Please note that these additional parameters are only working with MasterCard transactions. Using them with any other payment method will not have any effect

10.2.4 Comments

Test Cards

You can use the following test card to simulate a 3-D Secure registered card in our test environment:

Frictionless Flow
Brand	Card number	Expiry date
VISA	4186455175836497	Any date in the future
Mastercard	5137009801943438	Any date in the future
American Express	375418081197346	Any date in the future

Challenge Flow
Brand	Card number	Expiry date
VISA	4874970686672022	Any date in the future
Mastercard	5130257474533310	Any date in the future
American Express	379764422997381	Any date in the future

Note: More test cards numbers can be downloaded here.

Incorrect identification

If a transaction is blocked due to incorrect identification, the transaction result will be:

STATUS = 0

NCSTATUS = 5

NCERROR = 40001134

10.3 Exclusions and exemptions for 3DsV2

10.3.1 3DSv2 and exclusions

With the introduction of 3DSv2, card holder authentication will generally become mandatory as defined by the EU’s Second Payment Services Directive (2015/2366 PSD2). Nevertheless, some transactions are excluded from this rule if one of the following scenarios applies:

• Mail order/telephone order
• One leg journey - Payee's PSP (aka Merchant's acquirer) or Payer's PSP (aka Buyer's payment method issuer) is outside of EEA zone
• Anonymous prepaid cards up to 150€ (article 63)
• MIT - merchant initiated transactions

10.3.2 SCA and 3DS frictionless / challenge flow

Part of this new regulation is the Strong Customer Authentication (SCA). This involves the possibility that the issuer (the card holder’s bank) will ask additional information from the card holder. In such a scenario the authentication process will result in a challenge flow (requiring the card holder to actively authenticate) instead of a frictionless flow (requiring no authentication by the card holder).

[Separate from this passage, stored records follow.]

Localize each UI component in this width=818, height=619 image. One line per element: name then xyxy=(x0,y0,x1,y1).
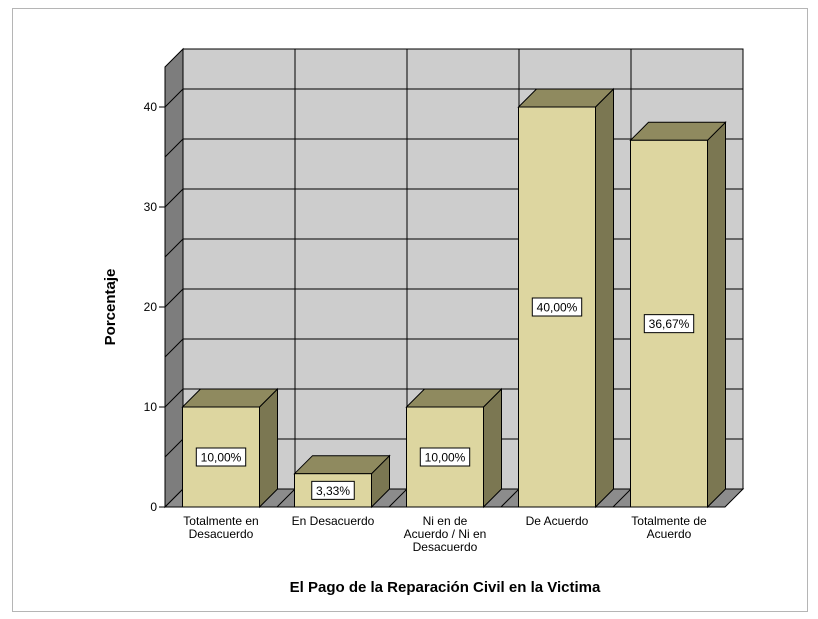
bar-side xyxy=(707,121,726,509)
gridline-left-wall xyxy=(164,238,184,258)
y-tick-label: 40 xyxy=(144,100,158,114)
data-label: 10,00% xyxy=(425,451,466,465)
y-tick-label: 10 xyxy=(144,400,158,414)
x-tick-label: Totalmente de Acuerdo xyxy=(631,514,707,541)
x-tick-label: De Acuerdo xyxy=(526,514,589,528)
data-label: 36,67% xyxy=(649,317,690,331)
chart-frame: 0 10 20 30 40 10,00% Totalmente en Desacuerdo 3,… xyxy=(12,8,808,612)
gridline-left-wall xyxy=(164,388,184,408)
x-tick-label: En Desacuerdo xyxy=(292,514,375,528)
data-label-box xyxy=(531,297,583,317)
floor-divider xyxy=(500,488,520,508)
bar-side xyxy=(595,87,614,509)
data-label-box xyxy=(643,314,695,334)
bar-chart: 0 10 20 30 40 10,00% Totalmente en Desacuerdo 3,… xyxy=(102,47,745,596)
x-tick-label: Totalmente en Desacuerdo xyxy=(183,514,258,541)
y-tick-label: 30 xyxy=(144,200,158,214)
bar: 3,33% xyxy=(293,454,391,509)
bar: 40,00% xyxy=(517,87,615,509)
data-label: 10,00% xyxy=(201,451,242,465)
floor-divider xyxy=(612,488,632,508)
data-label-box xyxy=(311,480,355,500)
y-tick-label: 0 xyxy=(150,500,157,514)
gridline-left-wall xyxy=(164,288,184,308)
gridline-left-wall xyxy=(164,438,184,458)
data-label: 40,00% xyxy=(537,301,578,315)
y-tick-label: 20 xyxy=(144,300,158,314)
bar-side xyxy=(259,387,278,509)
data-label: 3,33% xyxy=(316,484,350,498)
data-label-box xyxy=(419,447,471,467)
bar: 10,00% xyxy=(405,387,503,509)
bar-side xyxy=(483,387,502,509)
x-tick-label: Ni en de Acuerdo / Ni en Desacuerdo xyxy=(404,514,487,554)
x-axis-title: El Pago de la Reparación Civil en la Vic… xyxy=(290,579,601,596)
floor-divider xyxy=(276,488,296,508)
floor-divider xyxy=(388,488,408,508)
left-wall xyxy=(164,47,184,509)
gridline-left-wall xyxy=(164,138,184,158)
y-axis-title: Porcentaje xyxy=(102,269,119,346)
data-label-box xyxy=(195,447,247,467)
gridline-left-wall xyxy=(164,88,184,108)
gridline-left-wall xyxy=(164,338,184,358)
bar: 10,00% xyxy=(181,387,279,509)
gridline-left-wall xyxy=(164,188,184,208)
bar: 36,67% xyxy=(629,121,727,509)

However, we offer our merchants the possibility to indicate the preferred flow. This can be achieved by sending additional parameters which will be used by the issuer for risk assessment. Depending on the issuer’s decision, a frictionless flow might take place. In some scenarios 3DS might even be skipped altogether if specific exemptions apply.

10.3.3 Indication of the preferred flow

To indicate the preference for a frictionless flow during the authentication request, the merchant may send the additional parameter Mpi.threeDSRequestorChallengeIndicator. Depending on the merchant’s assessment of the risk of fraud, specific values may be sent (i.e. for low risk assessment: 02, for an increased risk of fraud: 03

Parameter	Values	Mandatory / Optional
Mpi.threeDSRequestorChallengeIndicator	01 = No preference 02 = No challenge requested 03 = Challenge requested: merchant Preference 04 = Challenge requested: Mandate	Mandatory (in case for a preference for a specific flow)

The merchant can further raise the chance of a frictionless flow / conversion rate by sending more optional fields.

10.3.4 Exemptions of 3DS

For some transactions, the merchant might be able to skip 3DS (resulting in a frictionless flow) and go for the authorization directly. This process is limited to transactions which are either excluded from SCA (as described above) or which can benefit from specific exemptions. These exemptions need to be part of an agreement between the merchant and his / her acquirer. In a scenario like this, the merchant will indicate to skip the authentication process by sending these additional parameters:

Parameter	Values	Mandatory / Optional
FLAG3D	N = Skip the 3DS authentication process	Mandatory (in case 3DS should be skipped)
3DS_EXEMPTION_INDICATOR	03 = Issuer TRA* 04 = Low amount exemption 05 = Merchant/Acquirer TRA* 06 = White Listing 07 = Corporate 08 = Delayed Shipment 09 = Delegated authentication (certified wallet)	Mandatory (in case 3DS should be skipped)

* Transaction risk analysis

However, it is still up to the issuer whether an authentication process has to take place. In case the issuer insists on 3DS, the transaction will be declined.